In a judgment released today, the Court of Appeal said the warrants were executed at the request of the United States Department of Justice which is seeking the extradition of Dotcom, van der Kolk and others to face trial on a number of charges including breach of copyright and money laundering involving “substantial sums of money”.
The High Court ruled last June the search warrants executed on Dotcom’s mansion at Coatesville in Auckland’s rural north, were invalid because they were not sufficiently specific.
Justice Winkelmann ruled the search warrants “did not adequately describe the offences to which they related” and “authorised the seizure of such very broad categories of items that unauthorised irrelevant material would inevitably be captured”.
No offence was identified in the warrants which merely referred to “breach of copyright” – an offence in the United States, but there is no criminal offence of breach of copyright in New Zealand.

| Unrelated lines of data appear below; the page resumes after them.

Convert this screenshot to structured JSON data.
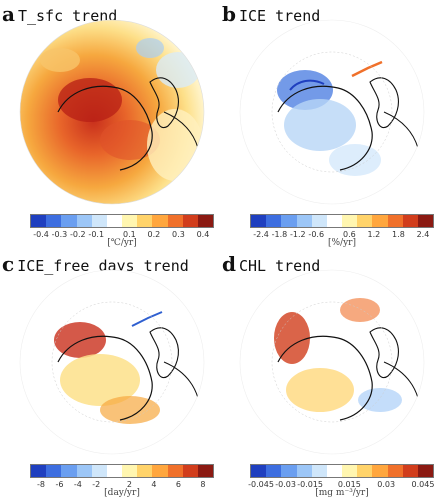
{
  "panels": [
    {
      "letter": "a",
      "title": "T_sfc trend",
      "ticks": [
        "-0.4",
        "-0.3",
        "-0.2",
        "-0.1",
        "0.1",
        "0.2",
        "0.3",
        "0.4"
      ],
      "unit": "[℃/yr]",
      "bar_blue": "#2f5fd0",
      "bar_red": "#8b1a12"
    },
    {
      "letter": "b",
      "title": "ICE trend",
      "ticks": [
        "-2.4",
        "-1.8",
        "-1.2",
        "-0.6",
        "0.6",
        "1.2",
        "1.8",
        "2.4"
      ],
      "unit": "[%/yr]",
      "bar_blue": "#2f5fd0",
      "bar_red": "#8b1a12"
    },
    {
      "letter": "c",
      "title": "ICE_free_days trend",
      "ticks": [
        "-8",
        "-6",
        "-4",
        "-2",
        "2",
        "4",
        "6",
        "8"
      ],
      "unit": "[day/yr]",
      "bar_blue": "#2f5fd0",
      "bar_red": "#8b1a12"
    },
    {
      "letter": "d",
      "title": "CHL trend",
      "ticks": [
        "-0.045",
        "-0.03",
        "-0.015",
        "0.015",
        "0.03",
        "0.045"
      ],
      "unit": "[mg m⁻³/yr]",
      "bar_blue": "#2f5fd0",
      "bar_red": "#8b1a12"
    }
  ],
  "colorbar_colors": [
    "#1f3fbf",
    "#3d6ee0",
    "#6a9ef0",
    "#9cc6f7",
    "#cfe6fa",
    "#ffffff",
    "#fff6b0",
    "#ffd36a",
    "#ffa63d",
    "#f0702a",
    "#d13d1c",
    "#8b1a12"
  ]
}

The warrants also did not stipulate which country’s laws the alleged offence was committed under, Justice Winkelmann found.
The other defects went “to the heart of the warrants and could not be properly categorised as minor”, she ruled.
The attorney-general appealed this decision, acknowledging the search warrants were “far from perfect”, but that leading authorities required the court to adopt a “common-sense approach taking into account the particular circumstances of the case”.
In its judgment today, the Court of Appeal said that while the warrants were defective in some respects, the deficiencies were not sufficient to mean they should be nullified.
Dotcom and the other respondents would have understood the nature and scope of the warrants, especially in light of their arrest warrants – which were not defective – and the explanations given to them by the police when the properties were searched, the Court of Appeal found.
In these circumstance, no miscarriage of justice occurred.
“[We] are satisfied that the defects in the search warrants have not caused any significant prejudice to the respondents beyond the prejudice caused inevitably by the execution of a search warrant,” the Appeal Court judgment said.
In relation to the electronic information, the court said the police wrongly permitted the FBI to take to the United States copies of some of the electronic items seized in the raid .
In June the High Court ruled the removal of the copies of the electronic items was in breach of the solicitor-general’s direction to the commissioner of police that the items were to remain in the commissioner’s “custody and control” until further direction.
The police and Crown Law were concerned there should be a register that clearly identified every item and document seized, and Dotcom had indicated he would file judicial review proceedings challenging the search warrant, the Court of Appeal said.
The solicitor-general, acting on behalf of the attorney-general, issued a direction on February 16, 2012, that the items seized were to remain in the custody of the Commissioner of Police.
Despite the direction, forensic copies of some of the electronic items seized during the searches were made by the FBI and taken by the FBI back to the United States in March 2012.
The Court of Appeal today agreed with the High Court’s determination that the removal of the copies of the electronic items was not authorised, and the commissioner had no power to deal with the items by permitting copies of some of them to be removed by the FBI to the US.
The Appeal Court dismissed the attorney-general’s appeal on that matter, and held the removal was unlawful and contrary to the solicitor-general’s direction.
None of the other issues relating to Dotcom currently before the courts were dealt with by the Court of Appeal’s judgment today.